First, some metadata schemes like MARC or EAD are " . . . complex, time consuming, and resource intensive, and may only be justifiable when there is a legal mandate[.]" This reminded me of the fact that, at my present library, in order for books or digital materials to be enumerated in our collection, we are required to buy the MARC records. This affects us, because the number of books we have also affects our institution's academic ranking. This also reminded me that, on the Internet, one often must pay a certain fee to Google in order to appear on the first page of search results.
I wonder whether the next grand step for librarianship is to champion discoverability as a mandate that is just as important as access.
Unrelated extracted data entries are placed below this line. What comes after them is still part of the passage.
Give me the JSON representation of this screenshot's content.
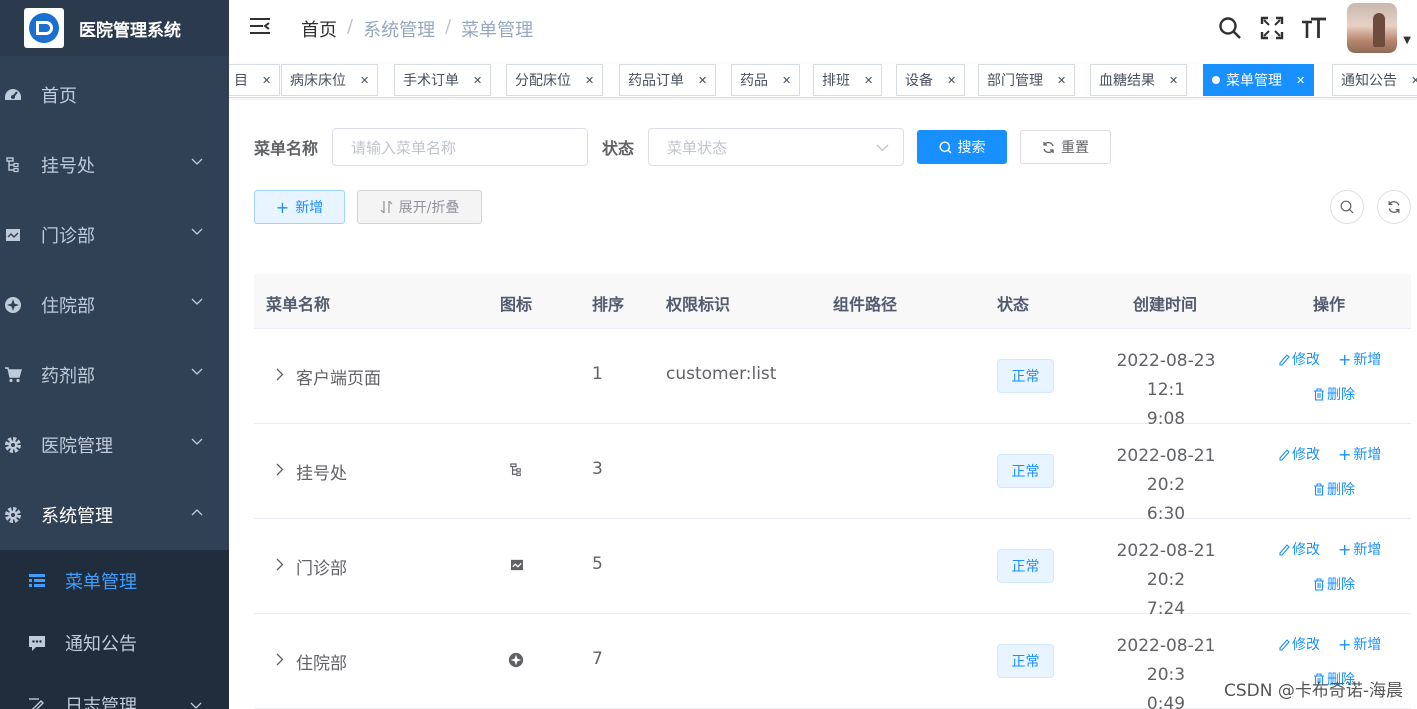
{
  "app": {
    "title": "医院管理系统"
  },
  "sidebar": {
    "items": [
      {
        "label": "首页",
        "icon": "dashboard-icon"
      },
      {
        "label": "挂号处",
        "icon": "tree-icon"
      },
      {
        "label": "门诊部",
        "icon": "monitor-icon"
      },
      {
        "label": "住院部",
        "icon": "guide-icon"
      },
      {
        "label": "药剂部",
        "icon": "cart-icon"
      },
      {
        "label": "医院管理",
        "icon": "gear-icon"
      },
      {
        "label": "系统管理",
        "icon": "gear-icon"
      }
    ],
    "sub_items": [
      {
        "label": "菜单管理",
        "icon": "tree-table-icon",
        "active": true
      },
      {
        "label": "通知公告",
        "icon": "message-icon"
      },
      {
        "label": "日志管理",
        "icon": "log-icon"
      }
    ]
  },
  "breadcrumb": {
    "home": "首页",
    "level1": "系统管理",
    "level2": "菜单管理",
    "sep": "/"
  },
  "tags": [
    {
      "label": "目",
      "active": false
    },
    {
      "label": "病床床位",
      "active": false
    },
    {
      "label": "手术订单",
      "active": false
    },
    {
      "label": "分配床位",
      "active": false
    },
    {
      "label": "药品订单",
      "active": false
    },
    {
      "label": "药品",
      "active": false
    },
    {
      "label": "排班",
      "active": false
    },
    {
      "label": "设备",
      "active": false
    },
    {
      "label": "部门管理",
      "active": false
    },
    {
      "label": "血糖结果",
      "active": false
    },
    {
      "label": "菜单管理",
      "active": true
    },
    {
      "label": "通知公告",
      "active": false
    }
  ],
  "search": {
    "name_label": "菜单名称",
    "name_placeholder": "请输入菜单名称",
    "status_label": "状态",
    "status_placeholder": "菜单状态",
    "search_button": "搜索",
    "reset_button": "重置"
  },
  "toolbar": {
    "add_button": "新增",
    "expand_button": "展开/折叠"
  },
  "table": {
    "columns": [
      "菜单名称",
      "图标",
      "排序",
      "权限标识",
      "组件路径",
      "状态",
      "创建时间",
      "操作"
    ],
    "rows": [
      {
        "name": "客户端页面",
        "icon": "",
        "order": "1",
        "perms": "customer:list",
        "component": "",
        "status": "正常",
        "time_line1": "2022-08-23 12:1",
        "time_line2": "9:08"
      },
      {
        "name": "挂号处",
        "icon": "tree-icon",
        "order": "3",
        "perms": "",
        "component": "",
        "status": "正常",
        "time_line1": "2022-08-21 20:2",
        "time_line2": "6:30"
      },
      {
        "name": "门诊部",
        "icon": "monitor-icon",
        "order": "5",
        "perms": "",
        "component": "",
        "status": "正常",
        "time_line1": "2022-08-21 20:2",
        "time_line2": "7:24"
      },
      {
        "name": "住院部",
        "icon": "guide-icon",
        "order": "7",
        "perms": "",
        "component": "",
        "status": "正常",
        "time_line1": "2022-08-21 20:3",
        "time_line2": "0:49"
      }
    ],
    "actions": {
      "edit": "修改",
      "add": "新增",
      "delete": "删除"
    }
  },
  "watermark": "CSDN @卡布奇诺-海晨",
  "colors": {
    "sidebar_bg": "#304156",
    "accent": "#1890ff",
    "active_menu": "#409eff"
  }
}
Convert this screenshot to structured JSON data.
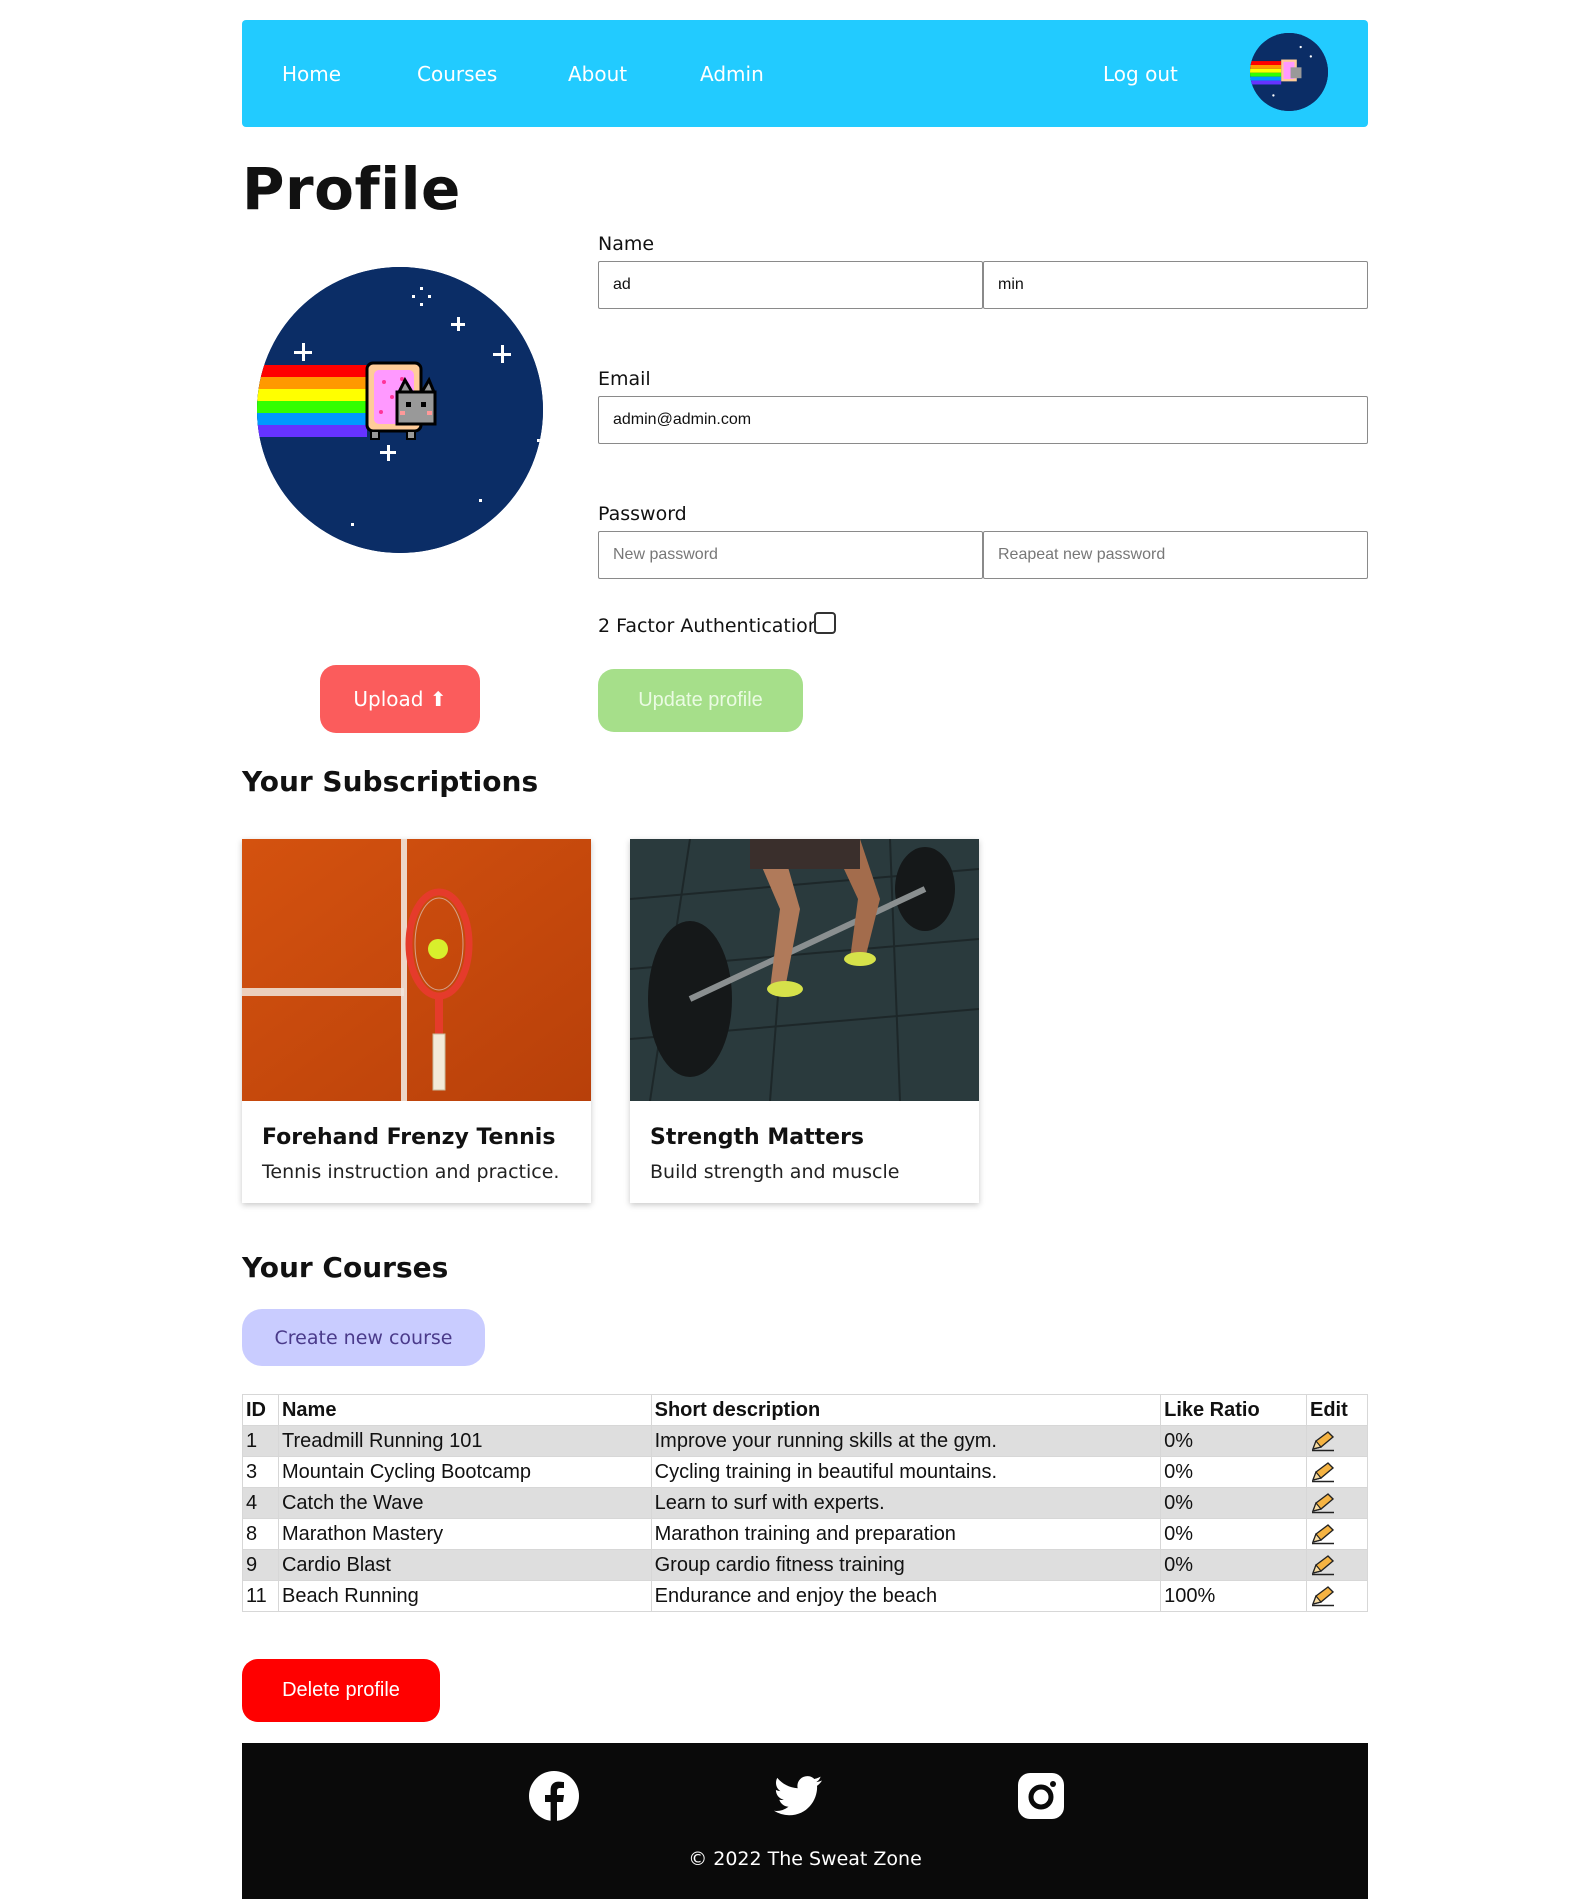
{
  "nav": {
    "items": [
      {
        "label": "Home"
      },
      {
        "label": "Courses"
      },
      {
        "label": "About"
      },
      {
        "label": "Admin"
      }
    ],
    "logout_label": "Log out"
  },
  "page_title": "Profile",
  "form": {
    "name_label": "Name",
    "first_name": "ad",
    "last_name": "min",
    "email_label": "Email",
    "email": "admin@admin.com",
    "password_label": "Password",
    "new_password_placeholder": "New password",
    "repeat_password_placeholder": "Reapeat new password",
    "two_factor_label": "2 Factor Authentication",
    "two_factor_checked": false,
    "upload_label": "Upload ⬆",
    "update_label": "Update profile"
  },
  "subscriptions": {
    "heading": "Your Subscriptions",
    "cards": [
      {
        "title": "Forehand Frenzy Tennis",
        "description": "Tennis instruction and practice."
      },
      {
        "title": "Strength Matters",
        "description": "Build strength and muscle"
      }
    ]
  },
  "courses": {
    "heading": "Your Courses",
    "create_label": "Create new course",
    "columns": [
      "ID",
      "Name",
      "Short description",
      "Like Ratio",
      "Edit"
    ],
    "rows": [
      {
        "id": "1",
        "name": "Treadmill Running 101",
        "desc": "Improve your running skills at the gym.",
        "ratio": "0%"
      },
      {
        "id": "3",
        "name": "Mountain Cycling Bootcamp",
        "desc": "Cycling training in beautiful mountains.",
        "ratio": "0%"
      },
      {
        "id": "4",
        "name": "Catch the Wave",
        "desc": "Learn to surf with experts.",
        "ratio": "0%"
      },
      {
        "id": "8",
        "name": "Marathon Mastery",
        "desc": "Marathon training and preparation",
        "ratio": "0%"
      },
      {
        "id": "9",
        "name": "Cardio Blast",
        "desc": "Group cardio fitness training",
        "ratio": "0%"
      },
      {
        "id": "11",
        "name": "Beach Running",
        "desc": "Endurance and enjoy the beach",
        "ratio": "100%"
      }
    ]
  },
  "delete_label": "Delete profile",
  "footer": {
    "copyright": "© 2022 The Sweat Zone",
    "icons": [
      "facebook-icon",
      "twitter-icon",
      "instagram-icon"
    ]
  },
  "colors": {
    "navbar": "#22cbff",
    "upload": "#fb5c5c",
    "update": "#a6df8a",
    "create": "#c9ccff",
    "delete": "#ff0000",
    "footer": "#0a0a0a"
  }
}
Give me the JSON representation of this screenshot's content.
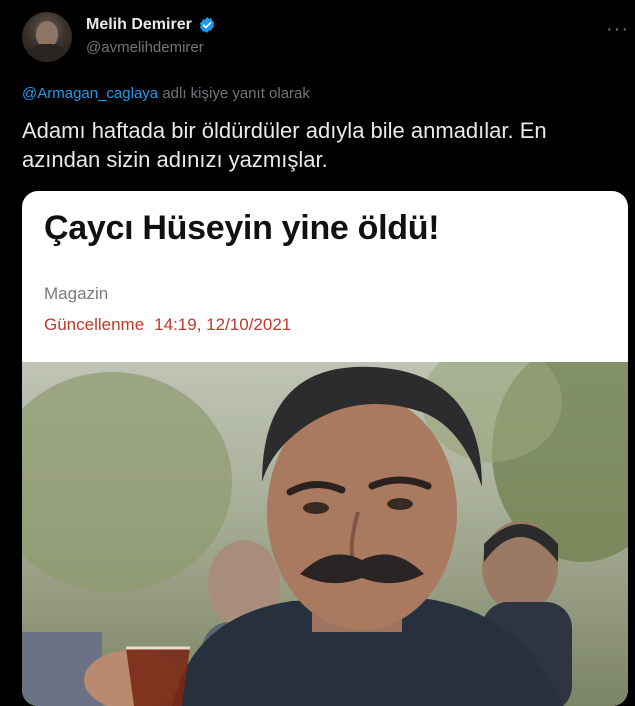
{
  "tweet": {
    "display_name": "Melih Demirer",
    "handle": "@avmelihdemirer",
    "reply_to": "@Armagan_caglaya",
    "reply_suffix": "adlı kişiye yanıt olarak",
    "text": "Adamı haftada bir öldürdüler adıyla bile anmadılar. En azından sizin adınızı yazmışlar.",
    "more_icon": "more-icon",
    "verified_color": "#1d9bf0"
  },
  "card": {
    "title": "Çaycı Hüseyin yine öldü!",
    "category": "Magazin",
    "updated_label": "Güncellenme",
    "updated_time": "14:19, 12/10/2021",
    "accent_color": "#c0392b"
  }
}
In fact, the two go hand-in-hand; it does no good for a patron to have access if s/he cannot discover anything. And if there are wealth barriers which libraries must jump over to make their items discoverable, then perhaps we should break them, just as we (or at least some of us) championed OA on the principle of universal access.
Which of course brings us to Dublin Core, which is OA, but does not seem to be multilingual. In order to fully discover stuff, and maximize the flattening of distance technology affords, we need an interoperable multilingual metadata scheme. The problem then becomes such a scheme would cost money. However, I wonder whether we can upload videos to educate savvy patrons on how to craft sophisticated folksonomies. The scheme should be OS as well.
This would not necessarily put OCLC's new endeavor out of business! We as librarians should support hybrid OS & private business endeavors. However, we should get the source code out there so that innovative information professionals anywhere can eliminate the language barrier without charging a fee.